Леа с трудом перевела дух. Когда профессор наконец обратил на нее свой взгляд, вспыхнули все предупредительные световые сигналы разом. Внутренняя система безопасности била тревогу, тело Леа отреагировало моментально: одним движением руки она смахнула чайный сервиз со стола. Чайничек и чашки ударились о бетонную стену и рассыпались на мелкие кусочки. Вслед за ними полетели две маленькие жестяные ложки, одна из которых, как с удовлетворением отметила девушка, разбила лампу накаливания в камине.
Только что лучившийся чувством собственного превосходства лик демона исказился безумием, чтобы тут же быть изгнанным. Обеспокоенный профессор Каррьер глядел на фарфоровый хаос, словно и не было тех секунд, когда власть захватил демон.
— Дорогая, как же это могло случиться? — Он покачал головой и поднял несколько осколков. Когда один из них вонзился ему в палец и из раны вытекло несколько капелек крови, Леа уже была у металлической двери и отчаянно пыталась просунуть пальцы в щель между рамой и самой дверью.

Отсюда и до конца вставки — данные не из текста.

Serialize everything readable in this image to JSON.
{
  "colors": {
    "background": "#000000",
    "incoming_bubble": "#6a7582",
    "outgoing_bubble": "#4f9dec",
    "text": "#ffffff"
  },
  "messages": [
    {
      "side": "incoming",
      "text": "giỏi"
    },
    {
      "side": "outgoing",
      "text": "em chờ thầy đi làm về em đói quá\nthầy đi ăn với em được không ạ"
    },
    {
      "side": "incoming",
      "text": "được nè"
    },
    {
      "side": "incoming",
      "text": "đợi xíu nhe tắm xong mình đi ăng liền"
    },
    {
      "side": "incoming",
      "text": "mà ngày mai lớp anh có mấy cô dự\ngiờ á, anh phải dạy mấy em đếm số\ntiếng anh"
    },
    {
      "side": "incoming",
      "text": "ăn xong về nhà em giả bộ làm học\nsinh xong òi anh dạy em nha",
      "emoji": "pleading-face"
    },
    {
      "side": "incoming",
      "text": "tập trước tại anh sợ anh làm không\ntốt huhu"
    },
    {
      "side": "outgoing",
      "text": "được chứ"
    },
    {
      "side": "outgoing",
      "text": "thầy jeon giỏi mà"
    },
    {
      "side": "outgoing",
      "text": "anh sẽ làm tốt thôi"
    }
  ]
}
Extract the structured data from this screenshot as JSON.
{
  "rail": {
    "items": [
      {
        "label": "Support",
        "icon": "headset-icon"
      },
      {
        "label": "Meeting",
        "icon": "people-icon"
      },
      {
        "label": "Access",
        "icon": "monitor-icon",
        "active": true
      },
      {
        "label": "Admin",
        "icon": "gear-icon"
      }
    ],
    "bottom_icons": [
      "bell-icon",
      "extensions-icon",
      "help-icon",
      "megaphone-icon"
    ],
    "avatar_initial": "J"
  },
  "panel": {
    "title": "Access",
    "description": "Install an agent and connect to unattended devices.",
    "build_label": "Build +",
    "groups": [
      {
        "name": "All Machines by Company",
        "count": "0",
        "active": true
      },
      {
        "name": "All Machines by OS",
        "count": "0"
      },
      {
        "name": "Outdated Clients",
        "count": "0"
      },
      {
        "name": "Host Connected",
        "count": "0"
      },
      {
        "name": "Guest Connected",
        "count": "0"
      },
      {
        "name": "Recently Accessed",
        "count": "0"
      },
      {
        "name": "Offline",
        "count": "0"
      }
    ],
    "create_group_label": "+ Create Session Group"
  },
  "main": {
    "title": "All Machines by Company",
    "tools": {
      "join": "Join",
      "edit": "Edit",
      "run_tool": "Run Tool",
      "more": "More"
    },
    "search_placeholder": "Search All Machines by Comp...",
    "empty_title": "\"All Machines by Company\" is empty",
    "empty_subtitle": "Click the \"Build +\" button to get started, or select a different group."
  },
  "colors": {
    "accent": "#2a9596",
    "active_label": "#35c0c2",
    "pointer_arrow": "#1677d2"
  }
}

Обернувшись через плечо, она посмотрела в камеру, и ее губы сами собой сложились в слова:
— Открой двери, Адальберт.
Спиной она отчетливо ощущала, как демон снова выбирается на поверхность и воздух в комнате начинает наэлектризовываться.
Наконец двери медленно открылись, и она, запыхавшись, снова оказалась в шлюзе. Она поспешно ощупала себя, но ничего не обнаружила. Хотя у нее и было такое чувство, но никто не бросал никаких малюсеньких крючков, впившихся в ее кожу, чтобы затянуть ее обратно в комнату. Тем не менее, чувство, что ее касаются, не оставляло, когда у второй двери ее встретили Адальберт и Рандольф.